Signal Processing and Speech Communication Laboratory
hometheses & projects › Homophone disambiguation for conversational Austrian German

Homophone disambiguation for conversational Austrian German

Status
Open
Type
Master Thesis
Announcement date
14 Jul 2020
Mentors
Research Areas

Topic Description

One serious problem for Automatic Speech Recognition (ASR) is the disambiguation of homophones, i.e., words of different meaning but similar pronunciation. Homophone disambiguation is usually done via the words context in the sentence: the word which best matches the meaning of the whole sentence is chosen. Whereas this method reaches good results in read speech, it fails in conversational, spontaneous speech, where sentences are often short, not realized syntactically complete or even grammatically incorrect. It may seem, that the problem is not solvable for spontaneous speech. In recent studies, however, we found that words which are homophonic in read speech are often pronounced differently or reduced in spontaneous speech. The word DAS, for instance, is likely to be pronounced as ’s Haus when used as article in a sentence like “I hab mir ’s Haus schon angschaut”, but as das Haus when used as demonstrative in a sentence like “ Das Haus hab ich mir angschaut”.

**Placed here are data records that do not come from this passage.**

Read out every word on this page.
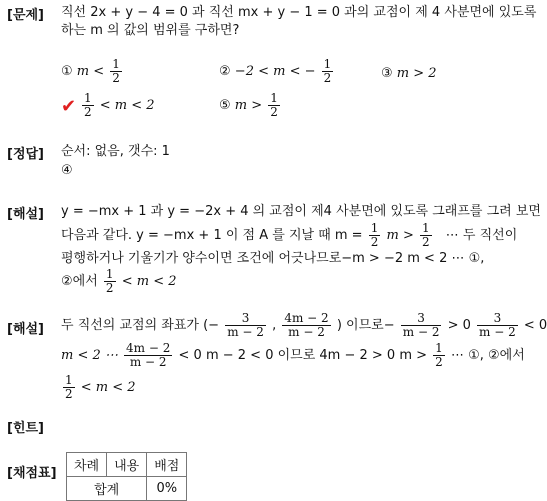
[문제] 직선 2x + y − 4 = 0 과 직선 mx + y − 1 = 0 과의 교점이 제 4 사분면에 있도록
하는 m 의 값의 범위를 구하면?
① $m < \frac{1}{2}$	② −2 < m < − $\frac{1}{2}$	③ m > 2
✔ $\frac{1}{2} < m < 2$	⑤ $m > \frac{1}{2}$
[정답] 순서: 없음, 갯수: 1
④
[해설] y = −mx + 1 과 y = −2x + 4 의 교점이 제4 사분면에 있도록 그래프를 그려 보면
다음과 같다. y = −mx + 1 이 점 A 를 지날 때 $m = \frac{1}{2}$ $m > \frac{1}{2}$ ⋯ 두 직선이
평행하거나 기울기가 양수이면 조건에 어긋나므로−m > −2 m < 2 ⋯ ①,
②에서 $\frac{1}{2} < m < 2$
[해설] 두 직선의 교점의 좌표가 (− $\frac{3}{m - 2}$ , $\frac{4m - 2}{m - 2}$ ) 이므로− $\frac{3}{m - 2} > 0 \frac{3}{m - 2} < 0$
m < 2 ⋯ $\frac{4m - 2}{m - 2} < 0$ m − 2 < 0 이므로 4m − 2 > 0 $m > \frac{1}{2}$ ⋯ ①, ②에서
$\frac{1}{2} < m < 2$
[힌트]
[채점표] 차례	내용	배점
합계		0%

The aim of this thesis is to build an automatic classification tool which is able to disambiguate homophones on the basis of acoustic features extracted from the speech signal. Furthermore, the classifier shall be incorporated into our KALDI speech recognizer, in order to test whether in yields improvements for speech recognition.

Your Tasks

  • Review of literature
  • Incorporate existing pronunciation lexicon into pronunciation modeling component of an ASR system
  • System tests on different speech styles
  • Documentation

Your Requirements

  • Motivation and interest in the topic
  • Recommended: Speech Communication 2 or
  • Recommended: Spoken language in human and human computer dialogue;
  • or to attempt one of the Speech Communication courses in parallel to writing the thesis.